MicroRNA hsa-let-7a facilitates staphylococcal small colony variants survival in the THP-1 macrophages by reshaping inflammatory responses

Recent studies have provided emerging evidence of the critical involvement of microRNAs in host immune defence against bacterial infection and that likewise the expression of the miRNAs is profoundly impacted by a variety of pathogens to subvert the immune response. Here, we report the role of hsa-let-7a miRNA in response to Staphylococcus epidermidis Small Colony Variants infection. We also assessed whether the expression levels of inflammatory cytokines associated with the hsa-let-7a are manipulated by the pathogen and the effect of the IFN-γ priming on the expression of hsa-let-7a and the fate of SCVs/WTs in infected macrophages. A striking observation was the downregulation of the let-7a miRNA upon challenge of the THP-1 activated cells with the SCV isolates while no significant changes in expression were noticed after the infection of macrophages with their WT counterparts. Staphylococcus epidermidis WT and SCV strains were found to invade and survive in macrophages.

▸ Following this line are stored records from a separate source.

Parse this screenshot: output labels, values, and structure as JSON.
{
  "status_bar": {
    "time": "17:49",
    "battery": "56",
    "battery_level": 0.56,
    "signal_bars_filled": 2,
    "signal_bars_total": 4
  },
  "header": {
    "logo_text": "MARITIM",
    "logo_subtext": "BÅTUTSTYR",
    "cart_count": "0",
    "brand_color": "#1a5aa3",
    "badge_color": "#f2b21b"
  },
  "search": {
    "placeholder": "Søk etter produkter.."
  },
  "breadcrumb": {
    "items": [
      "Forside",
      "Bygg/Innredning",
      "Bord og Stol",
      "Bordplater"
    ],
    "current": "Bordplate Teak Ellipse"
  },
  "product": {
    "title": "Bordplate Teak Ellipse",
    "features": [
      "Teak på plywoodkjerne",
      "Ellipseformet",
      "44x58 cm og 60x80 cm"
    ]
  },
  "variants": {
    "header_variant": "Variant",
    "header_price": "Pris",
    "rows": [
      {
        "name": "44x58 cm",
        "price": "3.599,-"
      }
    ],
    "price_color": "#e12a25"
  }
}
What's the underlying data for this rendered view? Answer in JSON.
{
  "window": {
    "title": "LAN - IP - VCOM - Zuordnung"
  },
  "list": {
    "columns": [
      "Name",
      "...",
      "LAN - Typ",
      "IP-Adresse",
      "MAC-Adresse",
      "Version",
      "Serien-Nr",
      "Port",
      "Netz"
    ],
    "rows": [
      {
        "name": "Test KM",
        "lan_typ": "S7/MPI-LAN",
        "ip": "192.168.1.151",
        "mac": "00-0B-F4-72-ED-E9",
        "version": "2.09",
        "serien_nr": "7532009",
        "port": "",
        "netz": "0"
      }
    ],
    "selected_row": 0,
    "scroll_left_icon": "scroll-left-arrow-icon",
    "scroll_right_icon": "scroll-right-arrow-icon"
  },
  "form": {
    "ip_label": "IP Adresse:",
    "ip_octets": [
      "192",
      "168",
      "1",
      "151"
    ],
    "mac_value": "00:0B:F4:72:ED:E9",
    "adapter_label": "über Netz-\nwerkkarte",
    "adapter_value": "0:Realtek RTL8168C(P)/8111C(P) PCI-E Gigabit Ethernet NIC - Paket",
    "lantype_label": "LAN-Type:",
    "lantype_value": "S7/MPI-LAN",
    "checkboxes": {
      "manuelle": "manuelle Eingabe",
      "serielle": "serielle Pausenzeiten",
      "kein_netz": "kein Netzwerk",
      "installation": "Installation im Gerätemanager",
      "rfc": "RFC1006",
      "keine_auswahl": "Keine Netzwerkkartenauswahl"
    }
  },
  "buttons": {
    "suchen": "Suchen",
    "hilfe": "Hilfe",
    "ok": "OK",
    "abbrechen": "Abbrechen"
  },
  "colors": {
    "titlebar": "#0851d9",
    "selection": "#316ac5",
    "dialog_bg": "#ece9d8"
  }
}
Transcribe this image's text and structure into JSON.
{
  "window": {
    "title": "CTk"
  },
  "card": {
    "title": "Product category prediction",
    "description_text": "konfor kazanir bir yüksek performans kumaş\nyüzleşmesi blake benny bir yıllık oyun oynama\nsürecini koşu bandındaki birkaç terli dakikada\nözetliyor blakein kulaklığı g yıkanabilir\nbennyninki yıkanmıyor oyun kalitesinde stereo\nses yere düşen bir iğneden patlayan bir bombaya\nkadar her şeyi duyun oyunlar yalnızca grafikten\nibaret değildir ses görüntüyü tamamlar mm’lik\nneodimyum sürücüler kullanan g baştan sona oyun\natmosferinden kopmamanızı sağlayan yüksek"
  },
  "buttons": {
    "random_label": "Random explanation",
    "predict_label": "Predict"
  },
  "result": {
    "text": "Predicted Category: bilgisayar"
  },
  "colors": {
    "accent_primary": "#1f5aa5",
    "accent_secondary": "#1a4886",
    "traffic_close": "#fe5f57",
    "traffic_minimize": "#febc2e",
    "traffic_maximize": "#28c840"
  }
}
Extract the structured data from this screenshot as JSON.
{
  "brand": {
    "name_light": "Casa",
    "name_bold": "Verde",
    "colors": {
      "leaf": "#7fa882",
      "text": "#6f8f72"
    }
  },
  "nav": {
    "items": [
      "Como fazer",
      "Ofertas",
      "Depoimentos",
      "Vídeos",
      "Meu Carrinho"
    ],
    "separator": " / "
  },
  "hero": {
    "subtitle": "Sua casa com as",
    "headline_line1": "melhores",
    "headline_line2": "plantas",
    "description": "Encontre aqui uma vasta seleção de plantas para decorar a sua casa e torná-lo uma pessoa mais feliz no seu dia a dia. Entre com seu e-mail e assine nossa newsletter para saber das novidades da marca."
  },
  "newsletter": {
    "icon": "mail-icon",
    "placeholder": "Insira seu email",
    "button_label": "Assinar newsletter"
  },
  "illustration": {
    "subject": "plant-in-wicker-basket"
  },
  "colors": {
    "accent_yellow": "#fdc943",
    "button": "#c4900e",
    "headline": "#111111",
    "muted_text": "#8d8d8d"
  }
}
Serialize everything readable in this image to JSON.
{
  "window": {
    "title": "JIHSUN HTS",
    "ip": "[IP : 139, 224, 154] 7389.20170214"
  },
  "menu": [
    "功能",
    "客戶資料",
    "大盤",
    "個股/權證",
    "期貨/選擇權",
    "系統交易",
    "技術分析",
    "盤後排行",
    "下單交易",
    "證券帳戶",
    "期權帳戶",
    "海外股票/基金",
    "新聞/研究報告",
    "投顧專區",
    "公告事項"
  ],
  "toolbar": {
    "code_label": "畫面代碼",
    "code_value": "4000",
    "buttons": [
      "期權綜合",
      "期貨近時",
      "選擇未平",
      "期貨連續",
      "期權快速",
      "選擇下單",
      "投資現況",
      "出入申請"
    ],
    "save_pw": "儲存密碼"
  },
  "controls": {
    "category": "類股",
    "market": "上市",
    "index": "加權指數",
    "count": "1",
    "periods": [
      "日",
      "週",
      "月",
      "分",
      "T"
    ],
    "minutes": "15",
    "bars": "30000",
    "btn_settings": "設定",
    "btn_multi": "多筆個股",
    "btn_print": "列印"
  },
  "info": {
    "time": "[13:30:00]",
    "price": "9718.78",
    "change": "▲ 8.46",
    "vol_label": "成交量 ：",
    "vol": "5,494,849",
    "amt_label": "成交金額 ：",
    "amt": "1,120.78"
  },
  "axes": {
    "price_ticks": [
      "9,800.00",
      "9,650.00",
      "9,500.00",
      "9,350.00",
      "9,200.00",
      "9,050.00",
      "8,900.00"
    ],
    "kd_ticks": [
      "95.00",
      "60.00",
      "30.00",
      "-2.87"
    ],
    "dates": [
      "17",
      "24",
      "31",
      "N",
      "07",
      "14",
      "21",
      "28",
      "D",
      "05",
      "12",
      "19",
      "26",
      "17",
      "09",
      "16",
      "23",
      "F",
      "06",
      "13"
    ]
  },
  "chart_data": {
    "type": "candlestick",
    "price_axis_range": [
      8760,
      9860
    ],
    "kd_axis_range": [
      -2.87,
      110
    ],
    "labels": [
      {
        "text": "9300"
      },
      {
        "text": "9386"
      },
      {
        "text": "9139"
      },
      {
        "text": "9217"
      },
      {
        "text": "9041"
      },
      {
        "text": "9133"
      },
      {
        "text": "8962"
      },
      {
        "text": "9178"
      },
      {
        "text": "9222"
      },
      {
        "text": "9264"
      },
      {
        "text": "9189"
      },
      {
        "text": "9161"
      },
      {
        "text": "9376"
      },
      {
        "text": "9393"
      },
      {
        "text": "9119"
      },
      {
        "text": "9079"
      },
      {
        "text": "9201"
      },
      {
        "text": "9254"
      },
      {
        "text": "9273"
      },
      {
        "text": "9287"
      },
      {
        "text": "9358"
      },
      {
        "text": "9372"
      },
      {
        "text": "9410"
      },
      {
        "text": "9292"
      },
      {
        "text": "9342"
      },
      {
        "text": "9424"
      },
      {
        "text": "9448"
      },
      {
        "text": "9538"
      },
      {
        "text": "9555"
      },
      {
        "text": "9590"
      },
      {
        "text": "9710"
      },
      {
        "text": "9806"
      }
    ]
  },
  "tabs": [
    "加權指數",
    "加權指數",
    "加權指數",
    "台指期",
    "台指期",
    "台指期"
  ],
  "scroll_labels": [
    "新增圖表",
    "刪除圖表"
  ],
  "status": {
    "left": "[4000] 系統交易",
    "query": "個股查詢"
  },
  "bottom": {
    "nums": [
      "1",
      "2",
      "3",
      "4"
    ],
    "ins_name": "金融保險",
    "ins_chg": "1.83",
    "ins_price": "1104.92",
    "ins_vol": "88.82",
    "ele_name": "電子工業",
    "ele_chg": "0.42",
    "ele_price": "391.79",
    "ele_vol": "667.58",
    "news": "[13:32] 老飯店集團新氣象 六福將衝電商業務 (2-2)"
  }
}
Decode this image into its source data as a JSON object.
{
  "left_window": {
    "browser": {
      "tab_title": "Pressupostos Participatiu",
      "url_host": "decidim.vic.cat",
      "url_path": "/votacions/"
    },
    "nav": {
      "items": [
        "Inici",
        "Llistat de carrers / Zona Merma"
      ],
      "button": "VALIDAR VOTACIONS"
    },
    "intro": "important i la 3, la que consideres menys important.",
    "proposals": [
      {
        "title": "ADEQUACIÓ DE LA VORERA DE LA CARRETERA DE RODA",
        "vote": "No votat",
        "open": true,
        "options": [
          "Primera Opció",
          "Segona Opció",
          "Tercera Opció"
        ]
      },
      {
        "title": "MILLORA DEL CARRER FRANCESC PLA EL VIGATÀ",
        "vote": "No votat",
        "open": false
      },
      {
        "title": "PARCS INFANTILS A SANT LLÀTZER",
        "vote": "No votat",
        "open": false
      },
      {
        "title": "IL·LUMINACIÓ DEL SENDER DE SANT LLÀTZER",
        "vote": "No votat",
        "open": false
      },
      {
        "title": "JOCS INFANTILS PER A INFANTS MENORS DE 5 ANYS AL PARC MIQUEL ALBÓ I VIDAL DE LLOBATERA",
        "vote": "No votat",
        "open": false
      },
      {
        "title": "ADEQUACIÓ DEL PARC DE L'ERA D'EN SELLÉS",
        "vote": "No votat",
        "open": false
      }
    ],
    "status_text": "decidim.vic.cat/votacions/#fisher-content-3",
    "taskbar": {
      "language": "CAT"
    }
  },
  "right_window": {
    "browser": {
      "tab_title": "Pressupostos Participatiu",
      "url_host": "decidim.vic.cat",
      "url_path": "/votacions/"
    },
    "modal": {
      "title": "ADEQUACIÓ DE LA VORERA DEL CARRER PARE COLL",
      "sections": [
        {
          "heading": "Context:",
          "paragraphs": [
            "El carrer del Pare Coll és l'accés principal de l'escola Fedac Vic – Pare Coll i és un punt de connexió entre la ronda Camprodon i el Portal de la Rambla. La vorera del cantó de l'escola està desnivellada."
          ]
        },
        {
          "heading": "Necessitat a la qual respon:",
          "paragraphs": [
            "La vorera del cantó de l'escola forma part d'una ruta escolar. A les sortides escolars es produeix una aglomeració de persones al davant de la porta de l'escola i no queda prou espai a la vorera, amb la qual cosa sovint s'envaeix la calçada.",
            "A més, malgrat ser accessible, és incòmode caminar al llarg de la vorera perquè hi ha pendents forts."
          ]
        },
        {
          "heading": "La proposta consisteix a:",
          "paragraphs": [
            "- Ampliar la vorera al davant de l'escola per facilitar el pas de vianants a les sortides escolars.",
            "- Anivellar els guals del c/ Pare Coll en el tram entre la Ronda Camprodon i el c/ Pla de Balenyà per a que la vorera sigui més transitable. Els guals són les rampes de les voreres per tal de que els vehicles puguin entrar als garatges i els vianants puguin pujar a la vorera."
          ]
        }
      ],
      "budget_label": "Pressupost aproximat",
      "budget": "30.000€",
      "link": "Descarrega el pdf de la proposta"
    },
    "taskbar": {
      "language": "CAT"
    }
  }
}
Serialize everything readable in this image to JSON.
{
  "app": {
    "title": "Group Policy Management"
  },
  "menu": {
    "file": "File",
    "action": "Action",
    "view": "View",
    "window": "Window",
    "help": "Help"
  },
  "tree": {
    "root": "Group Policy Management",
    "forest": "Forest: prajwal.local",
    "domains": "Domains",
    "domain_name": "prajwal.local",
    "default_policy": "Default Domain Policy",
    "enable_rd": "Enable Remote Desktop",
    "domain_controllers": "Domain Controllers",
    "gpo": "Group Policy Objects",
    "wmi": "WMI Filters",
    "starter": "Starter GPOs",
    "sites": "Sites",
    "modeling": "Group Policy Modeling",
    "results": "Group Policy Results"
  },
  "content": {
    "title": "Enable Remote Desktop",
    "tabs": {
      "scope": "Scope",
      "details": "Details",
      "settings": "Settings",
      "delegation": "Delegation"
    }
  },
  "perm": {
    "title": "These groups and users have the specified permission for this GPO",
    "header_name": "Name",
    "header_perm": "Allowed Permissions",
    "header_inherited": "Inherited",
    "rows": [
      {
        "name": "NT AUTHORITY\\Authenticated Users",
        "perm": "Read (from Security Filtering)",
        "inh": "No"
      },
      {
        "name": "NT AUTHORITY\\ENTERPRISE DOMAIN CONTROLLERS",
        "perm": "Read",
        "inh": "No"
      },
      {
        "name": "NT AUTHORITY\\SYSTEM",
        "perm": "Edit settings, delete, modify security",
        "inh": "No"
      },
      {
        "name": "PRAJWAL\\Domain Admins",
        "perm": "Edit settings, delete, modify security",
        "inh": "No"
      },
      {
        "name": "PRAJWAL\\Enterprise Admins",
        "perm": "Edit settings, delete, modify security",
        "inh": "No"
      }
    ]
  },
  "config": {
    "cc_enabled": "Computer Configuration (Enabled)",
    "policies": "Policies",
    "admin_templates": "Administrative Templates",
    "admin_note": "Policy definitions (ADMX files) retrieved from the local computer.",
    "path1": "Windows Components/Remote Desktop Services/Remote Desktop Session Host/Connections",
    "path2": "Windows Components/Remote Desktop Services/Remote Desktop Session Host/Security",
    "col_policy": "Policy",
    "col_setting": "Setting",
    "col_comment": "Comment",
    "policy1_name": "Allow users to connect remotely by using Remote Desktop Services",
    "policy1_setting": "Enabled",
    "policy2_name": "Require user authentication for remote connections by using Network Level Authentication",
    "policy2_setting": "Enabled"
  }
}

A significant reduction in bacterial load for both phenotypes was observed in macrophages treated with let-7a mimic compared to untreated ones. Survival of WTs was augmented in cells treated with the inhibitor in 4 out of 5 strains as compared to the number of bacteria recovered from non-transfected cells. At the same time, let-7a inhibitor did not influence on the survival of SCVs in macrophages as their number was comparable to number recovered from non-transfected cells. When the ratio of both let-7a cytokine targets was compared, anti-inflammatory IL-10 cytokine was induced by SCVs predominantly, while the macrophage challenge with WTs was characterized by the inflammatory cytokine profile with high IL-6 and low IL-10 production. Moreover, the balance between pro-inflammatory and anti-inflammatory cytokines has been expectedly retrieved when macrophages were transfected with let-7a mimic before infection with WT or SCV strains. The results also show that IFN-γ likely regulates the macrophage environment contributing to the inflammatory response and elimination of bacteria from intracellular milieu by augmenting the synthesis of pro-inflammatory cytokines and supressing the anti-inflammatory IL-10. Our work has shown that SCVs have the potential to regulate the let-7a miRNA to balance the pro-inflammatory IL-6 with anti-inflammatory IL-10 and this mechanism is one of the ways in a complex regulatory network adopted by SCVs to promote their survival.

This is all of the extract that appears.